No, it is the difference between having limits and not have limits. Islam recognizes limits; Hitler had none, save what he willed.
Apply this categorical and prepositional logic...
Morality and all of its associated ideals are rooted entirely in the presupposition some higher power defines what is correct for human behavior.
It is a bullet proof syllogism and proves true with truth tables and in categorical logic with Venn diagrams...
That's speculation. Facts, on the other hand, show that in the last century, with equal access to technology, the blood lust of atheist regimes have far outpaced those in which religion was permitted. This is both in terms of not only efficiency but philosophy as well.
A perfect example is here on a thread where a friend of a fellow freeper (a bank teller) was gunned down yesterday during a holdup. As the gunman left he yelled Merry Christmas motherf***er at the dying man!
"militant atheists were our most angry and intolerant listeners."
atheists just don't believe in a divine being. militant atheists are something different entirely; they are revolutionaries who just want the revolution to happen without the transition from theism to atheism being so slow. they're just impatient guerrilas dressed in sheeps clothing.

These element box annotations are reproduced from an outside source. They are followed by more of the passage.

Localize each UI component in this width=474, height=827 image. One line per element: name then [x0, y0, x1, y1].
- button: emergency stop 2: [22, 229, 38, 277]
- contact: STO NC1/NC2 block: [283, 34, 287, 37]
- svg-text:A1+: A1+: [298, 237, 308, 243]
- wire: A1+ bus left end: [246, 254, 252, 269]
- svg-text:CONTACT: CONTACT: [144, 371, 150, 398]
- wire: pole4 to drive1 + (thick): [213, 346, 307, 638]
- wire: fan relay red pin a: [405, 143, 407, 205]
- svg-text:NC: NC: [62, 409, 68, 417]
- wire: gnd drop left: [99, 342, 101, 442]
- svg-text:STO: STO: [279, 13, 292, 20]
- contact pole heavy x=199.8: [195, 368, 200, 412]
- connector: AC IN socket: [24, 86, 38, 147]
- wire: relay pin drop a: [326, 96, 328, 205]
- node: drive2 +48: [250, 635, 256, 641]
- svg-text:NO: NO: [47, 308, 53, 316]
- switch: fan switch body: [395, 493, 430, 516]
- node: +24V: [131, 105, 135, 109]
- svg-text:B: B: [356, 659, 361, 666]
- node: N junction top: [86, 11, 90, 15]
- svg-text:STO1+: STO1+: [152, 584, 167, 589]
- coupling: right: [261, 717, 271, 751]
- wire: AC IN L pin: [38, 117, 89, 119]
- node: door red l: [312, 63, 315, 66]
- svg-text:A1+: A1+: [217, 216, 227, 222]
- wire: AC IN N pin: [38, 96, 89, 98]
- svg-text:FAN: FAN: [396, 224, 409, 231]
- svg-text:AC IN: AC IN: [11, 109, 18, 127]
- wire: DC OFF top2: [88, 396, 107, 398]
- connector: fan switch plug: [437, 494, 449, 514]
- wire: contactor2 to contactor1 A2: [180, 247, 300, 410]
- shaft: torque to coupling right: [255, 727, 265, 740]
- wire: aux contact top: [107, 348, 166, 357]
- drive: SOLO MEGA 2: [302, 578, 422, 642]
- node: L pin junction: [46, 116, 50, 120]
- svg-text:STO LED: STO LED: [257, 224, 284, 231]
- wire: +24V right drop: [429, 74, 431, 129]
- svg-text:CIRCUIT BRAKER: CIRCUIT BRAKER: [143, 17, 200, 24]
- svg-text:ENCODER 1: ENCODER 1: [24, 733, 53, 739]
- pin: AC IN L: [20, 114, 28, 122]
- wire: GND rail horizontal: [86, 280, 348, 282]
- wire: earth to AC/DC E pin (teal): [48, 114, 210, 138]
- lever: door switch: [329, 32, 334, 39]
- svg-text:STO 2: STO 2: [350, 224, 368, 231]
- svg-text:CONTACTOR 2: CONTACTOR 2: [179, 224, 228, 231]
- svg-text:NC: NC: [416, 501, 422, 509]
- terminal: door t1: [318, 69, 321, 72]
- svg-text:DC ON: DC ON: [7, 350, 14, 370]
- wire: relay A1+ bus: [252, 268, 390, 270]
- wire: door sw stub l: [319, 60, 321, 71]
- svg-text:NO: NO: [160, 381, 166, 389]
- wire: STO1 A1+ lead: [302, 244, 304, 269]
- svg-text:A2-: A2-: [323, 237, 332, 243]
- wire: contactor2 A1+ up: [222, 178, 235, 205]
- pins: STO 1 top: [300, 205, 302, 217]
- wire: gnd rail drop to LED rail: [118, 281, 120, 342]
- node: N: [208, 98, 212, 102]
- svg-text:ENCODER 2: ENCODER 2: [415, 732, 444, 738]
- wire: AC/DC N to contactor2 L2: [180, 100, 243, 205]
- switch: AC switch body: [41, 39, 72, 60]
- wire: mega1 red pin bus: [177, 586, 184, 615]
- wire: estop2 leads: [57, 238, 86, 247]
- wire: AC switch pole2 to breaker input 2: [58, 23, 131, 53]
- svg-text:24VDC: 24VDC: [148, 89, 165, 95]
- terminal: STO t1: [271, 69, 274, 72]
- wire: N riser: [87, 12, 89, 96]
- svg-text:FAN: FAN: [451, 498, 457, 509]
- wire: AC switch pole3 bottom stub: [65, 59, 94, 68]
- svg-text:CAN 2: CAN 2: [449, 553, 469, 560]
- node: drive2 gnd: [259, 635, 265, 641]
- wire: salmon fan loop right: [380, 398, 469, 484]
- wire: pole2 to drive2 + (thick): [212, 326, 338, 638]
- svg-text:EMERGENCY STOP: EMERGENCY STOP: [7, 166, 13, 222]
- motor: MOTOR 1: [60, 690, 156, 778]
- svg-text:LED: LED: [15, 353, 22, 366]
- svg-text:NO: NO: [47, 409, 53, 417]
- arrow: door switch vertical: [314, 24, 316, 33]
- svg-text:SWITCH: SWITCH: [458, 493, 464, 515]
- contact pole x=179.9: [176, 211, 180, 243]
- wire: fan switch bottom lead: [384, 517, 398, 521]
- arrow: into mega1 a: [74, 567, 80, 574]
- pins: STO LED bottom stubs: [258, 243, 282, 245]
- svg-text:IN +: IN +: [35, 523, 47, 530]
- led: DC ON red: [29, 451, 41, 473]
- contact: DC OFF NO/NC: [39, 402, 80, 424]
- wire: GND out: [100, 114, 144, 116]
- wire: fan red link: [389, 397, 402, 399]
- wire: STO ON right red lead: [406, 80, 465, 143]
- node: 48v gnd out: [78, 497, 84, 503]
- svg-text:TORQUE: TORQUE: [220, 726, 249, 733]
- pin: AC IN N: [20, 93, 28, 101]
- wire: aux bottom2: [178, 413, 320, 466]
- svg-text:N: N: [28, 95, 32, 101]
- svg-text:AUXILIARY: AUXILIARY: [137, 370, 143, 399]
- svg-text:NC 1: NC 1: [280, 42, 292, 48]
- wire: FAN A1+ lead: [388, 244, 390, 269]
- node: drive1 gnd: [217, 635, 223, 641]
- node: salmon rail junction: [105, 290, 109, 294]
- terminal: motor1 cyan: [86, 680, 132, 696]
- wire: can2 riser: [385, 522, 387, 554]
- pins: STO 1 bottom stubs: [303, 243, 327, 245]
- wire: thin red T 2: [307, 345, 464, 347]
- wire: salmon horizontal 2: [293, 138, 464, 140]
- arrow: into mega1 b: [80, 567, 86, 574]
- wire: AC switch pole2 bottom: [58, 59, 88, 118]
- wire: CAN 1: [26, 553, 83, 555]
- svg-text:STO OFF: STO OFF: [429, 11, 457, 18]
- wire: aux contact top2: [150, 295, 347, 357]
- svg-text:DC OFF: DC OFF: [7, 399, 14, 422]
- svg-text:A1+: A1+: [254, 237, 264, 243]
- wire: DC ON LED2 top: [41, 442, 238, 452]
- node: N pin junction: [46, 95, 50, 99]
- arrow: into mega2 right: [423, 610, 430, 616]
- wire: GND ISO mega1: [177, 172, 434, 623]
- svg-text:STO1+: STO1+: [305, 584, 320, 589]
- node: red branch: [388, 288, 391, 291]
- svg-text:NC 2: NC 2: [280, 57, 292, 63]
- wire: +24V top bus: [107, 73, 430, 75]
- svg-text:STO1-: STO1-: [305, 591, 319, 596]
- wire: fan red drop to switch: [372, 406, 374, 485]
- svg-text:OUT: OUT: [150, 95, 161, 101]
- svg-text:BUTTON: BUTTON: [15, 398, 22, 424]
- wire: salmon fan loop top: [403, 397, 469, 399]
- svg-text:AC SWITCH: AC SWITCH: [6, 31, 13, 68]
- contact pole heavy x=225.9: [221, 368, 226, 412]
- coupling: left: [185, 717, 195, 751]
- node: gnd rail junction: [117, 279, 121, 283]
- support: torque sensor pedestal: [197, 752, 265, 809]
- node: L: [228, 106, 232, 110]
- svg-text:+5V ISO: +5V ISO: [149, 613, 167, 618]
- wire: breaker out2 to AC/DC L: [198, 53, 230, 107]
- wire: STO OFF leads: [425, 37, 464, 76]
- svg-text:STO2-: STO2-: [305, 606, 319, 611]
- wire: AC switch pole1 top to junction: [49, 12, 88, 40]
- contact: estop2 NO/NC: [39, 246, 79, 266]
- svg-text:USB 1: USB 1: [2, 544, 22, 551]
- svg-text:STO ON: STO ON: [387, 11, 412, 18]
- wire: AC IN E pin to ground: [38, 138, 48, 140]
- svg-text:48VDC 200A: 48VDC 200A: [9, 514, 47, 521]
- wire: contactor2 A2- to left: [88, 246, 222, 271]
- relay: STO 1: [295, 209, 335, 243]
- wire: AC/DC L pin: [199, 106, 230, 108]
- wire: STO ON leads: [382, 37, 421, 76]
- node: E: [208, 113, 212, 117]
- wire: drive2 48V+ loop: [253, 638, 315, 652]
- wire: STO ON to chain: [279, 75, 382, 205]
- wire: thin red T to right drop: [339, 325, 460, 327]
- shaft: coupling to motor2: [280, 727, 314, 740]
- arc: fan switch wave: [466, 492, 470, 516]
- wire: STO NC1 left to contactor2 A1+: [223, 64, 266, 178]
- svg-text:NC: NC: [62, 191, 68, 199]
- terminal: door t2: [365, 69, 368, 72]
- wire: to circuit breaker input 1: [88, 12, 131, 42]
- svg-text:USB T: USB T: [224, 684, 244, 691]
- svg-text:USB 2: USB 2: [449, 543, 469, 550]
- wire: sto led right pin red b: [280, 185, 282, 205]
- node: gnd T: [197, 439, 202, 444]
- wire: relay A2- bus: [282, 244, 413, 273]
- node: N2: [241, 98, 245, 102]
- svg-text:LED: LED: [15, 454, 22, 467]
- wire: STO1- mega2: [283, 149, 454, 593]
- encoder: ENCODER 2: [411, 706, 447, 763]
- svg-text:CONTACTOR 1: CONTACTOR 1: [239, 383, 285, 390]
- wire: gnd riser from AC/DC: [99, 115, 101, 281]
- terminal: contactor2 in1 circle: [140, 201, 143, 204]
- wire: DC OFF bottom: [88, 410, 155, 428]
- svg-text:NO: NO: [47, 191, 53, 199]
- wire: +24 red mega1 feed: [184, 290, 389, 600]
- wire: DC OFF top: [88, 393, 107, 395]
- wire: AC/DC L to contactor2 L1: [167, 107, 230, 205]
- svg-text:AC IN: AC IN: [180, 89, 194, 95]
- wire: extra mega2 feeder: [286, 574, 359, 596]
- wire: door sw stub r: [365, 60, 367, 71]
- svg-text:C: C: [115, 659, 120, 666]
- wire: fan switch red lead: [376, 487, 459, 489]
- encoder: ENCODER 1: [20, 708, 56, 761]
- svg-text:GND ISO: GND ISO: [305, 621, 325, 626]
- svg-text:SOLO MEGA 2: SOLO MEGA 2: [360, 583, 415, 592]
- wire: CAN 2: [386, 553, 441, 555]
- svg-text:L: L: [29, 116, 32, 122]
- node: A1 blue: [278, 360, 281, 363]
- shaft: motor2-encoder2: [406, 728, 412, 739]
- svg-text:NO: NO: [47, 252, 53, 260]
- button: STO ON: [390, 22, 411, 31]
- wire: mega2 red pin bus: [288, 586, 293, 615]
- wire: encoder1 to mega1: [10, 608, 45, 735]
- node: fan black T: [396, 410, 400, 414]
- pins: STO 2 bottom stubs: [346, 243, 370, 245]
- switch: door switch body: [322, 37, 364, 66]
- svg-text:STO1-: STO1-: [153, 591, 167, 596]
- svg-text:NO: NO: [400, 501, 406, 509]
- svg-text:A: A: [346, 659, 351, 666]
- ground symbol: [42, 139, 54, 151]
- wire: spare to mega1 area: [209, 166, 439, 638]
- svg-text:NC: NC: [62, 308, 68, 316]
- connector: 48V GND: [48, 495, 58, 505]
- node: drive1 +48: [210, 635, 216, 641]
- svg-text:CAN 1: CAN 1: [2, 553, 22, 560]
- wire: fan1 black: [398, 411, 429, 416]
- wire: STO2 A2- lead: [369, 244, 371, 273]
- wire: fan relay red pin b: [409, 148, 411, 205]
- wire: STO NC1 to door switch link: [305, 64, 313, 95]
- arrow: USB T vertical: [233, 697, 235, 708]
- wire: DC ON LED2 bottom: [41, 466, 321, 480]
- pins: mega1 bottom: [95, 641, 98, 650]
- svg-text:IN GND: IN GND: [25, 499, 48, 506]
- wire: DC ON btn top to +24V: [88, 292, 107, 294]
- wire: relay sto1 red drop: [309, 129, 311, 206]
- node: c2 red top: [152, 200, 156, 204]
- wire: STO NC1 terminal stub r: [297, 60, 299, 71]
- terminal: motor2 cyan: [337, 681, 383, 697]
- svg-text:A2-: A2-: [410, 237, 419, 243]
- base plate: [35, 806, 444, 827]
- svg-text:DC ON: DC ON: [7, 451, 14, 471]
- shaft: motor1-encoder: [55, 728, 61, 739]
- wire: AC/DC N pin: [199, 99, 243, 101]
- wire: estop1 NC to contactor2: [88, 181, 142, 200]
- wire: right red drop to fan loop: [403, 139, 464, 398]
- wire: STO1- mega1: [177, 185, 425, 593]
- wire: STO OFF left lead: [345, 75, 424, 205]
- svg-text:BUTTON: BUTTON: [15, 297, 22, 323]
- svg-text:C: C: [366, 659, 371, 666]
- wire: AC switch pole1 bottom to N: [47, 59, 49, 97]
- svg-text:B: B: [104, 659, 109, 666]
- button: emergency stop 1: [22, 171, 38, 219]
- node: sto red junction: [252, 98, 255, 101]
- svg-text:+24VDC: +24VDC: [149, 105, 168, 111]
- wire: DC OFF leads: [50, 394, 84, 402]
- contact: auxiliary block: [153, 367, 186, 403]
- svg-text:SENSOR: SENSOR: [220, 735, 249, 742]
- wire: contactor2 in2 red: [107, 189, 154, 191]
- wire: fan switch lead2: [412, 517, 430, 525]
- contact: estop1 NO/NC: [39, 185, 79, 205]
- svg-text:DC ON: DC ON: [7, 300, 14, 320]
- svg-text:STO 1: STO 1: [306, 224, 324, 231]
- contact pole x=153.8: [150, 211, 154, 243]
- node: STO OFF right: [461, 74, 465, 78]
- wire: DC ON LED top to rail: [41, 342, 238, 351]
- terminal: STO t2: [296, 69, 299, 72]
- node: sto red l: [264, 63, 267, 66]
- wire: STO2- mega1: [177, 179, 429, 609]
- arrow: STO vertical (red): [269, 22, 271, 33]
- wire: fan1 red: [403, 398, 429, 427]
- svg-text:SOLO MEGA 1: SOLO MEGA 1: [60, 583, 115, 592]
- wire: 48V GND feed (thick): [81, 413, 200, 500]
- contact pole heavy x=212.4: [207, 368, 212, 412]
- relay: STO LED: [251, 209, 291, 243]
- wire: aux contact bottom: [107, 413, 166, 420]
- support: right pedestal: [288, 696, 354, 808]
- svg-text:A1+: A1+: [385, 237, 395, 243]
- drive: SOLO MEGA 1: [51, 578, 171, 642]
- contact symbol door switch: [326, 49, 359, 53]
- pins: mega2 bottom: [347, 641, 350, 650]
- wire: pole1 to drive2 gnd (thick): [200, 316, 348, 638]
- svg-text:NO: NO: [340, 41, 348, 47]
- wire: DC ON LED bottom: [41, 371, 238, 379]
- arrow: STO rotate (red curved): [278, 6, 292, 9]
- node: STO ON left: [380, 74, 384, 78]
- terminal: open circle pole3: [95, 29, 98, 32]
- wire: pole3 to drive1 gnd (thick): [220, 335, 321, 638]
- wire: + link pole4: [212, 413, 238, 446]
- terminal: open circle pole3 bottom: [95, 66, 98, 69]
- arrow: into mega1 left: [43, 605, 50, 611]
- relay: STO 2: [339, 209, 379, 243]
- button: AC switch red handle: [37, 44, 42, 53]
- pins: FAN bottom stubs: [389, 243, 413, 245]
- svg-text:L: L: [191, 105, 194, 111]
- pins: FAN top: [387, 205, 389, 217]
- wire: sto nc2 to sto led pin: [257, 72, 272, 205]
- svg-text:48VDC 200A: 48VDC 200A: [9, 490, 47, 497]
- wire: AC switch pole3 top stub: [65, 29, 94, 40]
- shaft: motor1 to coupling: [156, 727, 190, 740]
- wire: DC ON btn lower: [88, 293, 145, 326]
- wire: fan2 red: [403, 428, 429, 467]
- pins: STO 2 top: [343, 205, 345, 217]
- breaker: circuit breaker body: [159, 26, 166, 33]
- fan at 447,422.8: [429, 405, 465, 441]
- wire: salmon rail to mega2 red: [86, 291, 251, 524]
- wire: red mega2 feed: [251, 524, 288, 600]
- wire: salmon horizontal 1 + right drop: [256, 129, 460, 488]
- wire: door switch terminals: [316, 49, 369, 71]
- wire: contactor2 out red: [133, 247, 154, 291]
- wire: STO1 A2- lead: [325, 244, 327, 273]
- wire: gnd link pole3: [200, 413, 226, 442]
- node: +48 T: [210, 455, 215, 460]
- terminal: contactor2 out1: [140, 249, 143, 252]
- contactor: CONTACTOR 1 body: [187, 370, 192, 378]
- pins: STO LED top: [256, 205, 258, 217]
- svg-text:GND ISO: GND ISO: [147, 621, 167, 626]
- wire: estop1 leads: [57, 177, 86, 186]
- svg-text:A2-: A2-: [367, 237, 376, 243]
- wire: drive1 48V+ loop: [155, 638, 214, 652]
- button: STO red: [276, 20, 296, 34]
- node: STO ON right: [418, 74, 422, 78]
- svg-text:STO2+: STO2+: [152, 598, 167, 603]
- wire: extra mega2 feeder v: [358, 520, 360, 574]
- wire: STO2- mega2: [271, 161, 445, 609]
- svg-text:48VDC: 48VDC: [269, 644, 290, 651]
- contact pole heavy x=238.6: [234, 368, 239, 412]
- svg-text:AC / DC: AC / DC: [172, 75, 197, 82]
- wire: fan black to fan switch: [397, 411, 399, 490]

They think they do. Or more importantly, they hope they do.
You see, if there is no supreme being of the universe, there must necessarily be a superior one. One who is smarter, stronger, more powerful than those he has contact with. There must be one. He will be called "Master".
That is, unless he is restrained by another force, say the state. And the state makes for a very tyrannical master, indeed.
In the United States, God is a legal concept. Rights are given by God, hence the state cannot deny them. All men are equal under God; otherwise, someone will become a slave.
I'm not sure how this ties in to my previous statement. Regardless, comparing Smith & Eddy with the Jesus' disciples' IMO is apples & oranges.
As mentioned previously, history is replete with madmen & charlatans. However, if the disciples of Christ were all party to a hoax, it does not seem reasonable that cutoff and isolated they would all to a man, hold to the veracity of their claim.
Again, if it were one, two, or even half of them holding on - and the other recanting - that would fit the cult model. That they all held on (knowing it all to be a hoax) is not reasonable.
And don't miss the most salient point of all; not only did they hold true, but managed to begin a movement that managed to affect the world as no other idea has...
Please show those proofs, because it doesn't look like a syllogism, much less a bullet-proof argument.
Do them yourself. It only takes one side of a sheet of paper and is very easy.
"...to which the Laws of Nature and of Nature's God entitle them... that all men are created... Assembled, appealing to the Supreme Judge of the world... with a firm reliance on the protection of Divine Providence..."
IOW, you can't support your statement. Thanks.
Or a fictitious character in a morality story...
Yes, and here we are discussing it 2000 years later. Quite a story - wouldn't you agree.
Is there one other single event in history that gets as much attention?
(makes one wonder if there might be something to it...)
People were discussing the travails of Isis and Osiris for several thousand years too. Does that lend credence to those tales?
Can you name another person who has so profoundly influenced tha affairs of man-kind?
Well, Mohammed, and to a lesser extent Buddha. And that Princip fellow who shot Archduke Ferdinand is pretty much singularly responsible for the current geo-political situation...
It supports itself...
I spent most of my adult life agreeing with that statement. But it's a delusion.